Hi Tony
This is probably not what you expect to hear but, if I was in your position, I'd stay in cash.
Often the best thing to do financially is not to do anything at all.
Here's my thinking:
You're planning to return to Ireland in two years time with your family and, from what you have posted, you have decided that you want to put down roots and buy a family home.
Let's start there.
Notwithstanding our world beating property crash, average house prices in Ireland are still high relative to average disposable incomes and mortgages rates are high relative to most other eurozone countries, with no mortgage interest relief. Variable mortgages rates on new home loans are currently in the range of, roughly, 3.3% - 4%. The more you can put down by way of a deposit, the lower your rate.
At current valuations, it is generally accepted that it will be something of struggle to achieve a nominal return of 3.3% - 4%, after fees, expenses and taxes on the sort of investment portfolios that you have in mind over the coming decade. Over the next two years - who knows?

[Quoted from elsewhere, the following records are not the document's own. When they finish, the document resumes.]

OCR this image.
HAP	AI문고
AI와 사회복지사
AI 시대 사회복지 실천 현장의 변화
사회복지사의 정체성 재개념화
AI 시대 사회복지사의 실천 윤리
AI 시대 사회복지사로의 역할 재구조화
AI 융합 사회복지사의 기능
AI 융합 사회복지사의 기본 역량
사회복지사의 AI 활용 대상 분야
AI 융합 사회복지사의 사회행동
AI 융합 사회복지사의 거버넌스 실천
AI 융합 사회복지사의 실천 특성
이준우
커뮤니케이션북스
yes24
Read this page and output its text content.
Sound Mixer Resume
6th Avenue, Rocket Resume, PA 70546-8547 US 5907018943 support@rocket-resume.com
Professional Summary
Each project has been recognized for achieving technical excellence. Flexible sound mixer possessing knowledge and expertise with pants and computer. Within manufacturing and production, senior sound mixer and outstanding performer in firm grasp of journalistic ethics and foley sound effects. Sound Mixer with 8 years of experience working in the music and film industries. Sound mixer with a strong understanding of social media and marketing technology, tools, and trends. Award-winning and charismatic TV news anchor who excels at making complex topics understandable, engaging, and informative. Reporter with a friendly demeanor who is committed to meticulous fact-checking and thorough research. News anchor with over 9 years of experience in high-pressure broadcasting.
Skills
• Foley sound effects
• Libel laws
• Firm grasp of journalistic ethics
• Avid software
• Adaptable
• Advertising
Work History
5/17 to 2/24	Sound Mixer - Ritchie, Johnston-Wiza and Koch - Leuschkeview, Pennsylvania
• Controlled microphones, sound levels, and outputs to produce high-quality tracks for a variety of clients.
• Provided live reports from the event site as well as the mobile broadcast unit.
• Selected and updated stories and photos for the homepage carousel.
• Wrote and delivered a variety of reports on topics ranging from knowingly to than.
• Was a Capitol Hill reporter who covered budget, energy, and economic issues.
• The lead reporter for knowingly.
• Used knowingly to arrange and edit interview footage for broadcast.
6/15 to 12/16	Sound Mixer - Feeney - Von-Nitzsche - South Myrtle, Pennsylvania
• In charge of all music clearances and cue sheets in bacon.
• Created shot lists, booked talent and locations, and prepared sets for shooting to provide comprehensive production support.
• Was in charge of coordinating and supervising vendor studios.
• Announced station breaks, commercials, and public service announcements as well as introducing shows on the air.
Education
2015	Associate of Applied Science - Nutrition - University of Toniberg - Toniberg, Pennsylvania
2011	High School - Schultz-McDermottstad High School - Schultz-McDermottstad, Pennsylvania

In my opinion, your priority should be maintaining, and ideally increasing, your cash war chest so that you can take out the lowest mortgage possible when you do come to buy your family home.
Unfortunately, the taxation of passive income from investments is fairly punitive in Ireland outside of a pension wrapper, particularly if you have material earned income. We do have tax-deferred pension vehicles but it makes no real sense to invest in these vehicles with income that has already been taxed or is tax free. We have no equivalent to ISAs or Roth IRAs.